New York Film Festival Highlights

So much of the media coverage of the New York Film Festival, which has reached its midpoint, involves the high-profile releases: “Captain Phillips,” “The Secret Life of Walter Mitty,” “12 Years A Slave.” But I have to confess that I’ve been concentrating much more on seeing the less commercial fare. It’s been a mixed bag. “About Time,” Richard Curtis’s latest Brit-com in the wake of “Four Weddings and a Funeral” and “Notting Hill,” isn’t exactly small in budget but it’s certainly small in effect: a time-travel story that results in one of the more sappier rom-coms in recent years. “The Last of the Unjust” is the latest bloated Holocaust epic from Claude “Shoah” Lanzmann.
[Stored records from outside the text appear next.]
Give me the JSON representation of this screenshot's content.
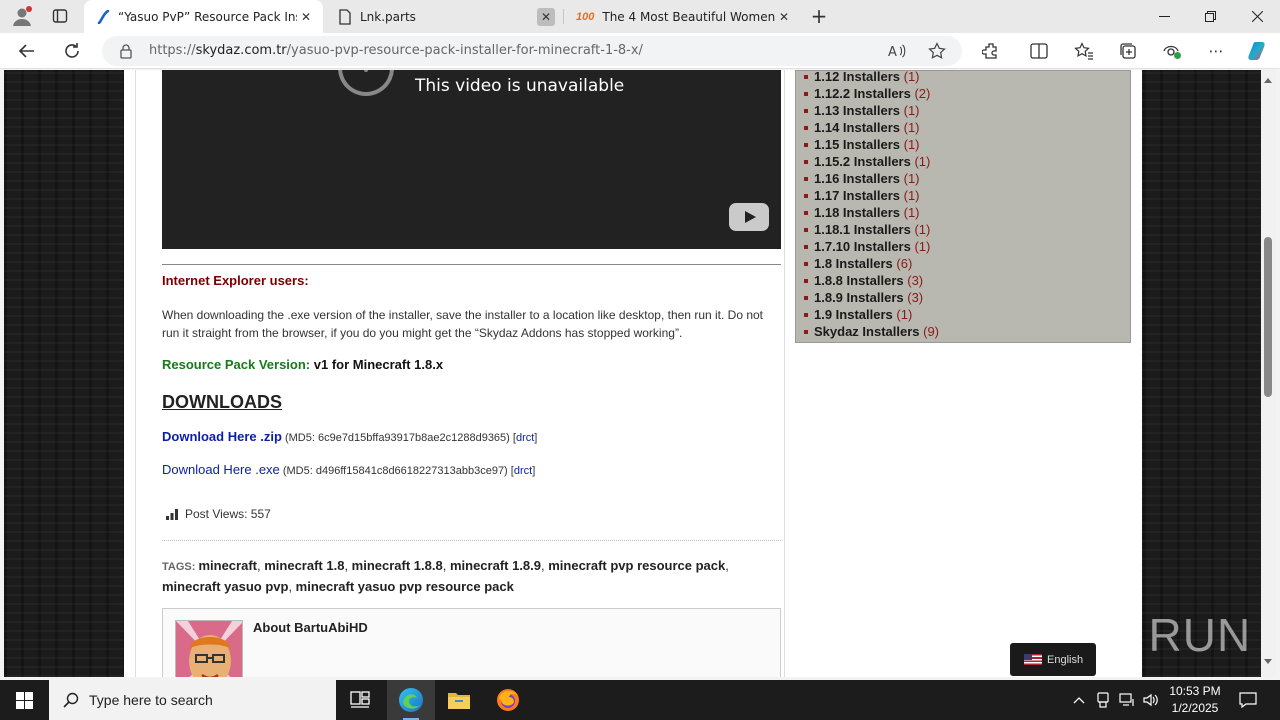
{
  "browser": {
    "tabs": [
      {
        "title": "“Yasuo PvP” Resource Pack Installer for Minecraft 1.8.x",
        "icon": "skydaz-logo-icon",
        "active": true
      },
      {
        "title": "Lnk.parts",
        "icon": "page-icon",
        "active": false
      },
      {
        "title": "The 4 Most Beautiful Women in the World",
        "icon": "site-100-icon",
        "active": false
      }
    ],
    "url_prefix": "https://",
    "url_host": "skydaz.com.tr",
    "url_path": "/yasuo-pvp-resource-pack-installer-for-minecraft-1-8-x/"
  },
  "video": {
    "message": "This video is unavailable"
  },
  "post": {
    "ie_title": "Internet Explorer users:",
    "ie_text": "When downloading the .exe version of the installer, save the installer to a location like desktop, then run it. Do not run it straight from the browser, if you do you might get the “Skydaz Addons has stopped working”.",
    "version_label": "Resource Pack Version:",
    "version_value": " v1 for Minecraft 1.8.x",
    "downloads_heading": "DOWNLOADS",
    "downloads": [
      {
        "label": "Download Here .zip",
        "md5": " (MD5: 6c9e7d15bffa93917b8ae2c1288d9365) [",
        "direct": "drct",
        "close": "]"
      },
      {
        "label": "Download Here .exe",
        "md5": " (MD5: d496ff15841c8d6618227313abb3ce97) [",
        "direct": "drct",
        "close": "]"
      }
    ],
    "views": "Post Views: 557",
    "tags_label": "TAGS: ",
    "tags": [
      "minecraft",
      "minecraft 1.8",
      "minecraft 1.8.8",
      "minecraft 1.8.9",
      "minecraft pvp resource pack",
      "minecraft yasuo pvp",
      "minecraft yasuo pvp resource pack"
    ],
    "author_title": "About BartuAbiHD"
  },
  "sidebar": {
    "categories": [
      {
        "name": "1.12 Installers",
        "count": "(1)"
      },
      {
        "name": "1.12.2 Installers",
        "count": "(2)"
      },
      {
        "name": "1.13 Installers",
        "count": "(1)"
      },
      {
        "name": "1.14 Installers",
        "count": "(1)"
      },
      {
        "name": "1.15 Installers",
        "count": "(1)"
      },
      {
        "name": "1.15.2 Installers",
        "count": "(1)"
      },
      {
        "name": "1.16 Installers",
        "count": "(1)"
      },
      {
        "name": "1.17 Installers",
        "count": "(1)"
      },
      {
        "name": "1.18 Installers",
        "count": "(1)"
      },
      {
        "name": "1.18.1 Installers",
        "count": "(1)"
      },
      {
        "name": "1.7.10 Installers",
        "count": "(1)"
      },
      {
        "name": "1.8 Installers",
        "count": "(6)"
      },
      {
        "name": "1.8.8 Installers",
        "count": "(3)"
      },
      {
        "name": "1.8.9 Installers",
        "count": "(3)"
      },
      {
        "name": "1.9 Installers",
        "count": "(1)"
      },
      {
        "name": "Skydaz Installers",
        "count": "(9)"
      }
    ]
  },
  "language": {
    "label": "English"
  },
  "watermark": "ANY RUN",
  "taskbar": {
    "search_placeholder": "Type here to search",
    "time": "10:53 PM",
    "date": "1/2/2025"
  }
}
This one centers on Benjamin Murmelstein, the last Jewish elder of Theresienstadt. Then there’s “Stranger by the Lake,” Alain Guiraudie’s sinister study of a gay cruising ground; the film’s extensive nudity is ostentatiously matter-of-fact. But the picture has something. So does “Gloria,” an off-beat, amusing, sad movie from Chile about a middle-aged woman who finds an odd romance with an older partner. Paulina Garcia gives a memorable performance as the title character.